Don't Use Hypothesis Tests for Balance 

  Jens' last two blog posts  constitute an excellent statement of where the literature on matching is, but I think almost all of the literature has this point wrong.  Hypothesis tests for checking balance in matching are in fact (1) unhelpful at best and (2) usually harmful.   

 Suppose you had a control group and a treatment group that are identical (exactly matched) except for one person, or except for a bunch of people in one very minor way.  Suppose hypothesis tests indicate no difference between the groups, and so you'd be in the situation of reporting balance was great and no further adjustment was needed.  (We might think of this as a real experiment where the outcome variable hasn't been collected but is expensive to do so.)  If you were given the chance of dropping the one or few people that caused the two groups to differ and replacing them with others that exactly matched, would you do so?  Since the dimension on which the inexact match or matches occurred might be the one that has a huge effect on your outcome variable, the bias due to not switching could be huge.  So you'd undoubtedly make the switch, despite the fact that the hypothesis test indicated that there was no problem.  Hence (1) the tests are unhelpful: passing the test does not necessarily protect one from bias more than failing the test.

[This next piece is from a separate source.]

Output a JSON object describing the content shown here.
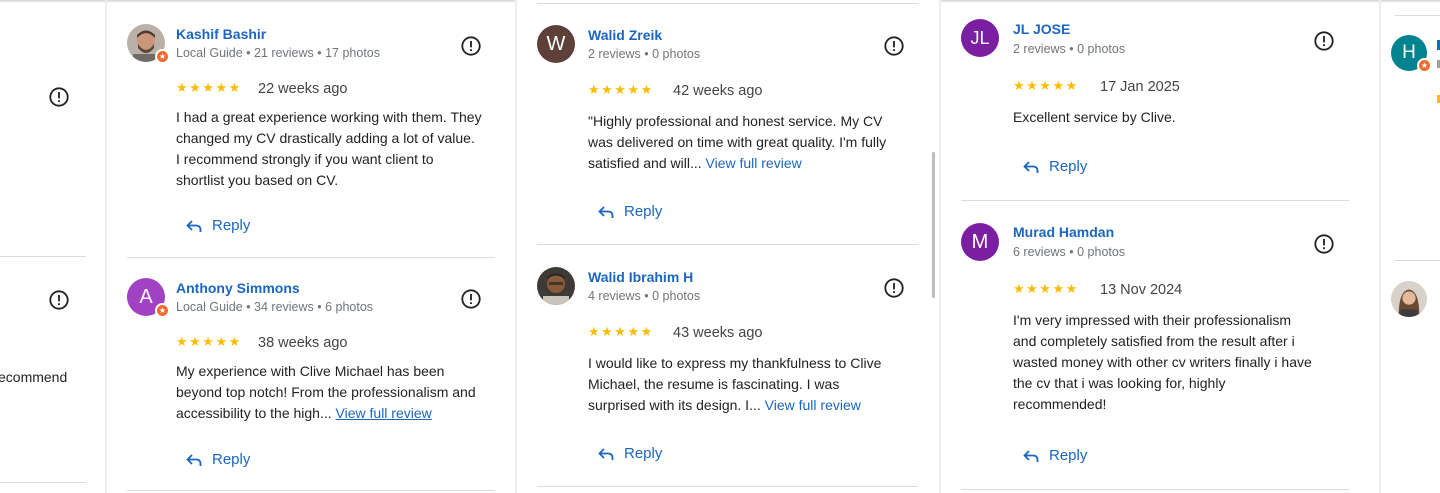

 Now suppose you have data that don't match very well by all hypothesis tests and you randomly (rather than systematically to improve matching) drop observations, in a bad application of matching.   what will happen?  Your t-tests or ks-tests or any other hypothesis tests will lose power and so will indicate that balance is getting better and better.  Yet, bias is not changing at all, and efficency is dropping fast.  The tests are telling you to discard data!  Hence (2) hypothesis tests to evaluate balance are harmful, quite seriously so.

 The fact is that there is no superpopulation to which we need to infer features of the explanatory variables; all analysis models we regularly use after matching are conditional on X.  Balance should be assessed on the observed data, and not be the subject of inference or hypothesis tests.

 This message rehearses an argument in a to-be-revised version of our   matching paper by Ho, Imai, King, and Stuart  that we hope to be finished with and post in a couple of weeks.